Hot Reads: The Coaching Factors that Matter to FBS ADs

October 19, 2017

Not a fan of the fact that Brett McMurphy, most recently of ESPN but he’s worked at a lot of places over the years, is relegated at the moment to writing real stories on his Facebook page. He’s one of the best in the business and should be working somewhere. (And I have to assume he will be once whatever was left on his ESPN contract is up, but that’s a guess on my part.)

But just because McMurphy doesn’t have a national outlet doesn’t mean he’s not putting in work. On said Facebook page, he recently published the results of a survey he conducted of 40 FBS athletic directors on what matters most to them when it comes time to make a coaching change.

The most-cited reason perhaps shouldn’t come as a surprise, but a few of the others are interestingly ranked:

A coach’s win-loss record ranked as the first or second-most significant factor by 39 of the 40 ADs. The other athletic director ranked it fourth, behind recruiting success, fan unrest/attendance and success vs. top rival(s).

Recruiting success was second overall and ranked no lower than the third-most important factor by 22 athletic directors, but six ADs did not include recruiting on their ballots.

Fan unrest/attendance finished as the third-most significant factor. Sixteen ADs said it was among the top two most important factors, while four ADs listed it among their least-significant factors. Eight ADs said it’s not something they consider when making a coaching change.

Behind win-loss record, you had a tightly grouped second tier that, in addition to the two reasons above, included the coaches’ buyouts and conference titles (which again seems to be like the basic marker of success at most places).

I’m a little surprised to see how high recruiting ranks, though maybe I shouldn’t be. Behind winning, recruiting is probably the thing most fan bases care about the most. In fact, in some situations it can serve as a replacement for winning: “The record's not where we want it, but look at what’s coming.”

Since Nebraska’s been through a few of these now, let’s play a quick game of match the firing to the reason.

Frank Solich: I’m going with recruiting. At least that seems like it was AD Steve Pederson’s primary motivation.

Bill Callahan: Wins and, more specifically, some in-the-record-book losses. This one’s pretty clear, though the Huskers did seem to be improving year to year under Callahan until the bottom fell out in 2007.

Bo Pelini: This is the tough one. It wasn’t wins and losses alone. It was never said to be about recruiting (though I think there were some red flags there). Fan unrest? It feels like the fan base was pretty evenly split here. You might have to get all the way down to conference titles (the fifth-ranked reason) to find a workable solution, but only because "personality conflict” wasn’t listed as an option.

High Heat

Since we’re already on this track, here’s an interesting look at the “hot seat” around the country from Bud Elliott and Bill Connelly of SB Nation. Rather than just a discourse on “he’s safe, he’s not,” this story uses projected remaining wins and chances of making a bowl game as a jumping off point for any future decisions.

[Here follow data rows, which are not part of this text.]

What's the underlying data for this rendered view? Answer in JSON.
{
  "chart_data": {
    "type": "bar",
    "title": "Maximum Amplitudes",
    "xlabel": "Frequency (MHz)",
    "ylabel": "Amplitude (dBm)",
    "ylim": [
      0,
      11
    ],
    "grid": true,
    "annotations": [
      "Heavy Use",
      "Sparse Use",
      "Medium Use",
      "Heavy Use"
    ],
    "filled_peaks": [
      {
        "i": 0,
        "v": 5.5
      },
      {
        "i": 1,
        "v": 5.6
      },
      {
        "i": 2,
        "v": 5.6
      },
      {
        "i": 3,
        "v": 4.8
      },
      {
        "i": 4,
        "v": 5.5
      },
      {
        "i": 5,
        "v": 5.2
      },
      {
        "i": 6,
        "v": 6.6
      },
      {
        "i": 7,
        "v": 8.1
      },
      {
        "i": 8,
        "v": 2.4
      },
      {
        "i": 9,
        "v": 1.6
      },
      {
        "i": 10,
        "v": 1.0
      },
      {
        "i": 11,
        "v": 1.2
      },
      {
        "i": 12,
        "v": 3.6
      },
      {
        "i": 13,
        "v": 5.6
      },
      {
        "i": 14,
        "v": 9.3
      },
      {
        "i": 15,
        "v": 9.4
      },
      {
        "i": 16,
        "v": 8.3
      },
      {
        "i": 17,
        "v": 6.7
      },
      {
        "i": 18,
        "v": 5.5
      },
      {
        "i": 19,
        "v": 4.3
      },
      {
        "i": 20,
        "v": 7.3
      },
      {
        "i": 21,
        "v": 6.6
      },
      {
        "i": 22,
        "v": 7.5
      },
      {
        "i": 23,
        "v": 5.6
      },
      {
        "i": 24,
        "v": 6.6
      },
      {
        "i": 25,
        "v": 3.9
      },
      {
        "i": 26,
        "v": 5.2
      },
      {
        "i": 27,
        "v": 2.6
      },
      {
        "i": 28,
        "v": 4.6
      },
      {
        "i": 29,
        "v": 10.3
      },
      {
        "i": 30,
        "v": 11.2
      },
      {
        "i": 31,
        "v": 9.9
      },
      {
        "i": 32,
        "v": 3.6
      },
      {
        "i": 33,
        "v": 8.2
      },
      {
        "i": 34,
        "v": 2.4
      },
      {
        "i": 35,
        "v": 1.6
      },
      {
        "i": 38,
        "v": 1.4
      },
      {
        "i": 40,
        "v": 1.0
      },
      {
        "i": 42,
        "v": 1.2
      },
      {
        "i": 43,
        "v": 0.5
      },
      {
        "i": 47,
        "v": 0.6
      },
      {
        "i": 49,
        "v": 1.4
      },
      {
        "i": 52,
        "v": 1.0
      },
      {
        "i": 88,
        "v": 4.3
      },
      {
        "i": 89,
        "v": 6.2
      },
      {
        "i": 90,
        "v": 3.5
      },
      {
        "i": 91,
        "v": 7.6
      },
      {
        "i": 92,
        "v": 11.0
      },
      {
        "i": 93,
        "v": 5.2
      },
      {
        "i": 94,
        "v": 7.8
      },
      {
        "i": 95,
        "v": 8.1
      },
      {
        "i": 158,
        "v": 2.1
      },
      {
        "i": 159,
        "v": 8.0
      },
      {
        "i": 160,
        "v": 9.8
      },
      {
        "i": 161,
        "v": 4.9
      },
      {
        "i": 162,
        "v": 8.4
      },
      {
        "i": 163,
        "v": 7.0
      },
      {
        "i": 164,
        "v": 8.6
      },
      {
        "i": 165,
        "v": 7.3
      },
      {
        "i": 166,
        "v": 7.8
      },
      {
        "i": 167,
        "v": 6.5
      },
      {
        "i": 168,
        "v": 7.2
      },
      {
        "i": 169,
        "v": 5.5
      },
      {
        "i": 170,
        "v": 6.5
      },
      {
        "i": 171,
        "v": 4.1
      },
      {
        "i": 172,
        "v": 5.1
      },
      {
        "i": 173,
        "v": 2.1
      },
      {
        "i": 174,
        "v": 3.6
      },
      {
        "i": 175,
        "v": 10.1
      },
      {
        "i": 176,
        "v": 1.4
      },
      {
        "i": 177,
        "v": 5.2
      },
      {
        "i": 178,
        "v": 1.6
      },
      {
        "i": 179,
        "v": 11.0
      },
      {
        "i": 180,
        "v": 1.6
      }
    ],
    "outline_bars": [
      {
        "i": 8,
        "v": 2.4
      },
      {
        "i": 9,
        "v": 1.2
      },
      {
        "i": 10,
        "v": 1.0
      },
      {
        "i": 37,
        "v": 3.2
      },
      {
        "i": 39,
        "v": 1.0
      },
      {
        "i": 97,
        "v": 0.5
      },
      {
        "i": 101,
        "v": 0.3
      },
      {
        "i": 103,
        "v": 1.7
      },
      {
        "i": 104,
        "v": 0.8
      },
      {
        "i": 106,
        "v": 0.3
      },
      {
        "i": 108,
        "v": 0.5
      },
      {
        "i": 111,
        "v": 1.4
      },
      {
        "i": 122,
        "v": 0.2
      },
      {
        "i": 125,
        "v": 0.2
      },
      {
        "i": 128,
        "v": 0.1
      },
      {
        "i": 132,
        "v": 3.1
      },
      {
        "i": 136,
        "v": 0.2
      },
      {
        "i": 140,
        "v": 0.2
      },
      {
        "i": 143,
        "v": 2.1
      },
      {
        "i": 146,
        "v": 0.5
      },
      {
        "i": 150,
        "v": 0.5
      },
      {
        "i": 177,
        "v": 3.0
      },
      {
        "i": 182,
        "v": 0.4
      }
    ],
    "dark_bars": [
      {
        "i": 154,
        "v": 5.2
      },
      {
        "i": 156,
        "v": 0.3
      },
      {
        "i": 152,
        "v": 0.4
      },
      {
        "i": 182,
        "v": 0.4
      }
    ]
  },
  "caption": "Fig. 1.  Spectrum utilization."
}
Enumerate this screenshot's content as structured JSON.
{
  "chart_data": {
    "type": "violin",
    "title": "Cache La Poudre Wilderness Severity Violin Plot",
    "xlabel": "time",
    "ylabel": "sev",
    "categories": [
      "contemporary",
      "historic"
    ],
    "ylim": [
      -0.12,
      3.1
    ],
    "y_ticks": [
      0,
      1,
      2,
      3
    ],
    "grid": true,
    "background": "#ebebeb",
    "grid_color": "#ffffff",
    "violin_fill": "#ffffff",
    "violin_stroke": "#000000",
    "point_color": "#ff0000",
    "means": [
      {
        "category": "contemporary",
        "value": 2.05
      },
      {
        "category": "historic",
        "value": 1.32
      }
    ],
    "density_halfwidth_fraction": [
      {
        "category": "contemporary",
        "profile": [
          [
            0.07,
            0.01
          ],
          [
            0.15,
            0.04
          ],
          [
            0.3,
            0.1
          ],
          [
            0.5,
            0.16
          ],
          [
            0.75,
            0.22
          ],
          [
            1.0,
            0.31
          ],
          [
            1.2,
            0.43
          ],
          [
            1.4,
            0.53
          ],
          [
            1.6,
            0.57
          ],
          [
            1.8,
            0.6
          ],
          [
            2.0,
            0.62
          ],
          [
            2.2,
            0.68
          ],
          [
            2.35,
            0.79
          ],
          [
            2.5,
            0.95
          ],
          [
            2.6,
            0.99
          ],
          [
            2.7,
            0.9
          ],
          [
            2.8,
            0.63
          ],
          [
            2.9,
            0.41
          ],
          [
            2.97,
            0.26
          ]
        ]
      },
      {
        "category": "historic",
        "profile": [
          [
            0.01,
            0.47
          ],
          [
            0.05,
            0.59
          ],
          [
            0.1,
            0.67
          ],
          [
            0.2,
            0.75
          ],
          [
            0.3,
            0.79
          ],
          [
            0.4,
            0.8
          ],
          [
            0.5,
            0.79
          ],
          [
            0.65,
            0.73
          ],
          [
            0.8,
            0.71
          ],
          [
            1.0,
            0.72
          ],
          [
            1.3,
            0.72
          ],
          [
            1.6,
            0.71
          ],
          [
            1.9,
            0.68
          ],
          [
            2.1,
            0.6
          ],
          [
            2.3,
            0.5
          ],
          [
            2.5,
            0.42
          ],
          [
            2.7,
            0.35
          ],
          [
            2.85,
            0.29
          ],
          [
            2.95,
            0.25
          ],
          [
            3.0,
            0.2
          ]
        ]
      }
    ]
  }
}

Nebraska is projected at 4.8 wins in 2017 (with three already in the barn) and is given a 76 percent chance of missing a bowl game. Here’s how, in Elliott and Connelly’s estimation, that impacts the situation in Lincoln:

Nebraska was blown out by a combined 94-31 in Lincoln by Wisconsin and Ohio State. The school fired its athletic director and has already hired a new one. It is generally questionable to fire a coach after just three seasons, but the program has regressed under Riley, a strange hire to begin with. The odds of the new AD wanting to bring in his own guy are quite high, especially since the Huskers are staring a 5-7 finish in the face.

Two other Big Ten coaches – Illinois’ Lovie Smith, Rutgers’ Chris Ash – are on the list.